In the village, the population was spread out, with 25.5% under the age of 18, 14.5% from 18 to 24, 29.5% from 25 to 44, 20.0% from 45 to 64, and 10.5% who were 65 years of age or older. The median age was 30 years. For every 100 females, there were 98.2 males. For every 100 females age 18 and over, there were 102.5 males.

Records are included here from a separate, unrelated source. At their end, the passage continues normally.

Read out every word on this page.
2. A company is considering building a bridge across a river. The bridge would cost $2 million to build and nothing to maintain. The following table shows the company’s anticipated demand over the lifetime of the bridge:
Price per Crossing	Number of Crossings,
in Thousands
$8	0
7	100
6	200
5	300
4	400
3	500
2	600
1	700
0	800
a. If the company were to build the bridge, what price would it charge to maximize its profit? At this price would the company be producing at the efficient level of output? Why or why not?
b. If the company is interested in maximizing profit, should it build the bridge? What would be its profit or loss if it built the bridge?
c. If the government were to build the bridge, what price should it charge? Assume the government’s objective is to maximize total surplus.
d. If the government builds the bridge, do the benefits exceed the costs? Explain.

The median income for a household in the village was $33,125, and the median income for a family was $47,917. Males had a median income of $30,625 versus $21,250 for females. The per capita income for the village was $18,674. About 6.3% of families and 6.4% of the population were below the poverty line, including none of those under the age of eighteen and 20.9% of those 65 or over.

Historical population
| Census | Pop. | Note | %± |
| 1900 | 348 |  | — |
| 1910 | 249 |  | −28.4% |
| 1920 | 240 |  | −3.6% |
| 1930 | 157 |  | −34.6% |
| 1940 | 201 |  | 28.0% |
| 1950 | 196 |  | −2.5% |
| 1960 | 177 |  | −9.7% |
| 1970 | 305 |  | 72.3% |
| 1980 | 206 |  | −32.5% |
| 1990 | 249 |  | 20.9% |
| 2000 | 220 |  | −11.6% |
| 2010 | 203 |  | −7.7% |
| 2020 | 181 |  | −10.8% |
U.S. Census

==Education==
It is in the Marion Community Unit School District 2. The district operates Marion High School.